Please don't read this blogpost if you are offended by slightly off language. I'm having trouble finding a topic for U in the A-Z series of my quirky ancestor antics. So, I'm going to rely on an older blogpost I wrote in 2011. It's about debt collection, a shark and the titanic. Leave this blog now if you are concerned about the use of impolite phrases.

debt collector
Source: http://thebluediamondgallery.com/d/debt-collector.html (Creative Commons Licence)

File:Shark fish chondrichthyes.jpg

RMS Titanic 3.jpg

Apparently one of my great-uncles had a habit of leaving home from time to time. He would stay away for extended periods - sometimes months at a time. Whatever he did while he was away often ended with a loan shark visiting the home of his long-suffering wife. As you can imagine, she would get a little annoyed with the visits from these debt collectors.

One of the stories that passed down through our family's oral history is an incident when yet another loan shark knocked on her door to collect repayment for her husband's away-from-home antics. He asked where her husband was. His wife replied by using one of her infamous, classic sayings, "He's up a shark's arse, looking for the titanic!" I'm not sure if a door slam followed this response but I reckon it probably did.

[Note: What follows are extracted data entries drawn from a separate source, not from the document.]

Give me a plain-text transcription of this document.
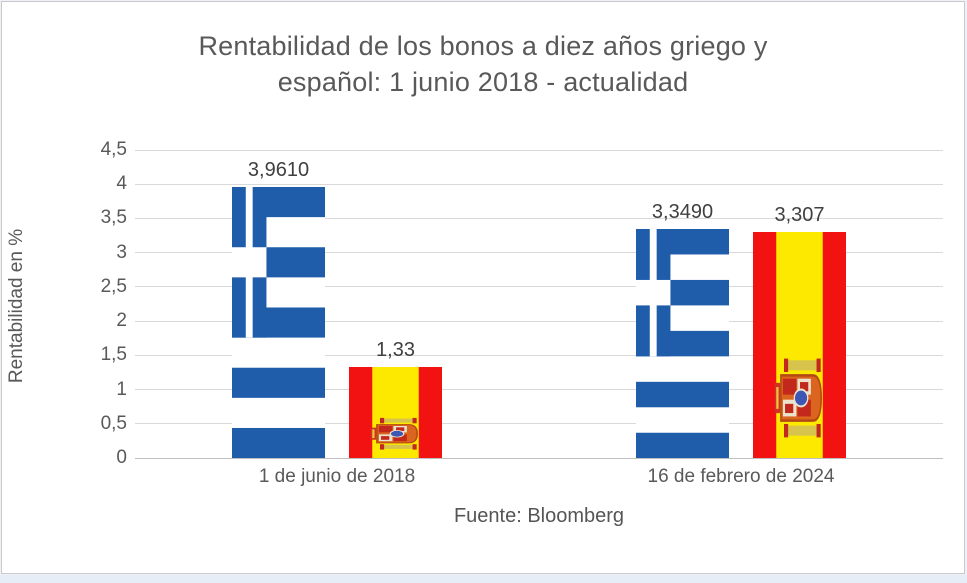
Rentabilidad de los bonos a diez años griego y
español: 1 junio 2018 - actualidad
Rentabilidad en %
4,5
4
3,5
3
2,5
2
1,5
1
0,5
0
3,9610
1,33
3,3490	3,307
1 de junio de 2018	16 de febrero de 2024
Fuente: Bloomberg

Sometimes I think I look at my ancestors' antics through rose-coloured glasses, or maybe even sepia-coloured glasses. I think I may even romaticise them a little from time to time, especially when I try to work out what their lives were like by looking at photographs which can only show me a selected snapshot of how they lived. The not-so-good and not-so-ideal snippets of their lives don't always survive through the ages.

In comparison, when I heard this story, which apparently was a family favourite for many years before I was born, I couldn't help but take those rose-coloured and sepia-coloured glasses right off and laugh.


  1. One could speculate that she may well have had a few other choice sayings about her husband's antics too. :)

  2. You hooked me in with the warning! What does that say about me??

    This is a great story but how his poor wife coped with his shenanigans is a wonder. We forget to think about our ancestor's negative or blunt sides, just as it's easy to forget that photos tend to represent the happy times.

  3. I have to admit, I reckon it's a pretty good saying.